The patient ward is situated at the outermost perimeter along the rear of the building to ensure natural light and open-air flow, crucial for health and healing. Designed for their specific functionality, the building’s are differentiated through their roof structures: gable or Butterfly. For programmes such as the patient wards, the Butterfly Roof is used to maximize the amount of natural light and cross ventilation resulting in less energy consumption for artificial lighting and excessive mechanical cooling.
In contrast to the patient wards where maximized light and airflow are welcomed, other spaces such as surgery require a more controlled environment. In these instances, the Gable Roof typology is deployed. This ensures minimum exposure to the natural elements using the roof’s long overhangs to protect against the sun’s rays and provide shade on the building envelope. Despite the differences in the roof structures, both types effectively harvest rain water and provide an insulated shell to minimize heat gain on the building interiors.
Speed Of Erection to Be Achieved Through Innovative New Construction & Fabrication System
- Acknowledging that the traditional use of cement block and mortar construction for the district hospitals is antiquated, inefficient and unsustainable, Hospital Infrastructure Group Ltd together with Adjaye Associates, Sutherland & Sutherland Architects, Titan Biomedical Engineering, Global Engineering & Technology, Ministry of Health, CC&M Consult Ltd. and CSEng leveraged new innovations in science and construction to deploy an interlocking block earth system.
- This interlocking block system allows for the offsite fabrication of interlocking earth bricks using local laterite from the respective region.
- This system allows for each facility to be constructed with speed and consistency across the various sites.
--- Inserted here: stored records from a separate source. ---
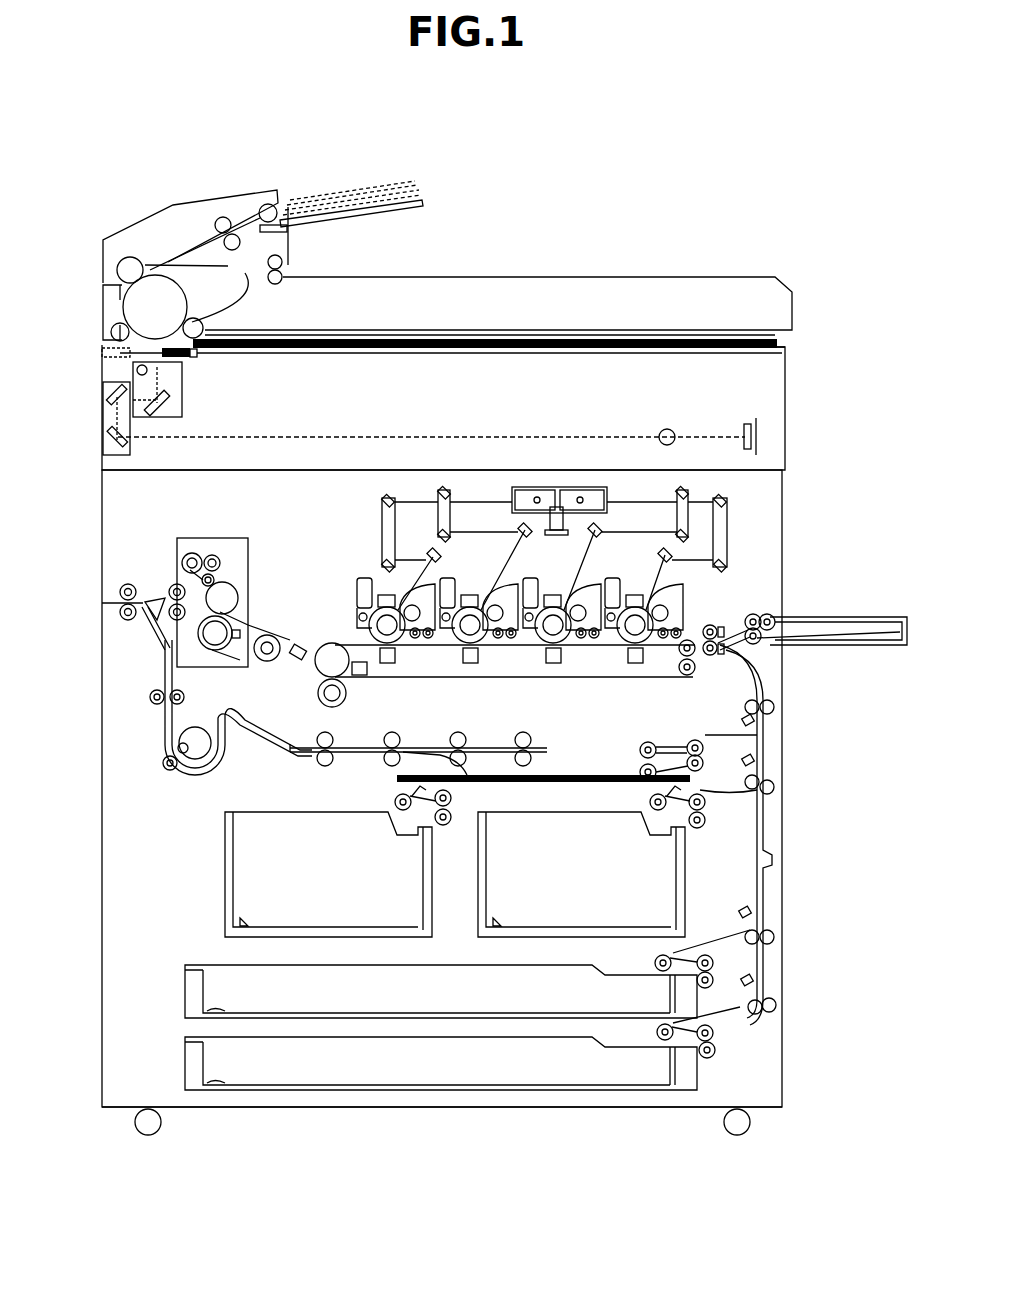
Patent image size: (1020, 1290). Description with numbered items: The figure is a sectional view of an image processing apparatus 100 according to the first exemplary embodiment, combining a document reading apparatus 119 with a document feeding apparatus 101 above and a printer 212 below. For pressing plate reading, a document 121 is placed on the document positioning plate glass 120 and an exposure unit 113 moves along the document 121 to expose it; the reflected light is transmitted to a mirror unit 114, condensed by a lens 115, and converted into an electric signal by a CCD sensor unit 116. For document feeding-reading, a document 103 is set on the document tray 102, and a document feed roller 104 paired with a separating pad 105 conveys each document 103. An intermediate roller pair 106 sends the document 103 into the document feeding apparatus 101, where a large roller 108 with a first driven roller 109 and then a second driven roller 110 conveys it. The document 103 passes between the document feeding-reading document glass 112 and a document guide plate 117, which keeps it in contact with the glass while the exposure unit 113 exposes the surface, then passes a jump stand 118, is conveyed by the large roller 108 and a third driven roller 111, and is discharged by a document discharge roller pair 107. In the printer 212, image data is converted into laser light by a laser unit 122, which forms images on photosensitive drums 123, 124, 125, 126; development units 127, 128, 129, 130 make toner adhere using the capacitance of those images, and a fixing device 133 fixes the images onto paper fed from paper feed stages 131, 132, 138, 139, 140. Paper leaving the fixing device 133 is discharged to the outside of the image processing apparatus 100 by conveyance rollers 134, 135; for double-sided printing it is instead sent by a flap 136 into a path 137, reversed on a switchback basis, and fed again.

The image processing apparatus 100 is at (444, 108).
The document feeding apparatus 101 is at (795, 307).
The document tray 102 is at (424, 204).
The document 103 is at (378, 190).
The document feed roller 104 is at (270, 190).
The separating pad 105 is at (285, 233).
The intermediate roller pair 106 is at (222, 200).
The document discharge roller pair 107 is at (283, 266).
The large roller 108 is at (140, 307).
The first driven roller 109 is at (118, 268).
The second driven roller 110 is at (112, 332).
The third driven roller 111 is at (204, 325).
The document feeding-reading document glass 112 is at (105, 352).
The exposure unit 113 is at (182, 400).
The mirror unit 114 is at (105, 437).
The lens 115 is at (667, 428).
The CCD sensor unit 116 is at (748, 422).
The document guide plate 117 is at (178, 358).
The jump stand 118 is at (193, 358).
The document reading apparatus 119 is at (787, 430).
The document positioning plate glass 120 is at (787, 352).
The document 121 is at (615, 338).
The laser unit 122 is at (586, 488).
The photosensitive drum 123 is at (635, 632).
The photosensitive drum 124 is at (553, 632).
The photosensitive drum 125 is at (470, 632).
The photosensitive drum 126 is at (387, 632).
The development unit 127 is at (667, 638).
The development unit 128 is at (585, 638).
The development unit 129 is at (502, 638).
The development unit 130 is at (418, 638).
The paper feed stage 131 is at (478, 883).
The paper feed stage 132 is at (225, 882).
The fixing device 133 is at (250, 566).
The conveyance roller 134 is at (170, 586).
The conveyance roller 135 is at (124, 618).
The flap 136 is at (160, 612).
The path 137 is at (152, 702).
The paper feed stage 138 is at (840, 617).
The paper feed stage 139 is at (185, 992).
The paper feed stage 140 is at (185, 1060).
The printer 212 is at (443, 1108).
- Coupled with the use of the modular roof truss systems and interlocking, insulated roofing sheets- the re-designed facilities will be erected as a new staple of modular, sustainable components.
Hospital Planning Strategies
- Updated organizational and planning strategy to allow for improved spatial arrangement through efficient room adjacencies in response to the demands of both everyday medical needs as well as the current pandemic.
- Improved circulation efficiency through the introduction of a dual arterial walkway system. This helps to accommodate the increased traffic from the additional medical spaces and provides more efficient circulation between patients, staff, and visitors.
- Low carbon footprint achieved using locally sourced and produced interlocking earth bricks for the building envelope.
- Use of thermal mass and locally manufactured insulated roofing systems mitigate heat transfer to provide a more temperate interior climate.
- Utilize best practice in passive & natural ventilation strategies contributing to overall thermal comfort and improved internal air quality (mitigation for COVID-19).
- Material sourcing is majority locally specified with bare minimum use of imported materials to maintain an overall lower embodied carbon footprint.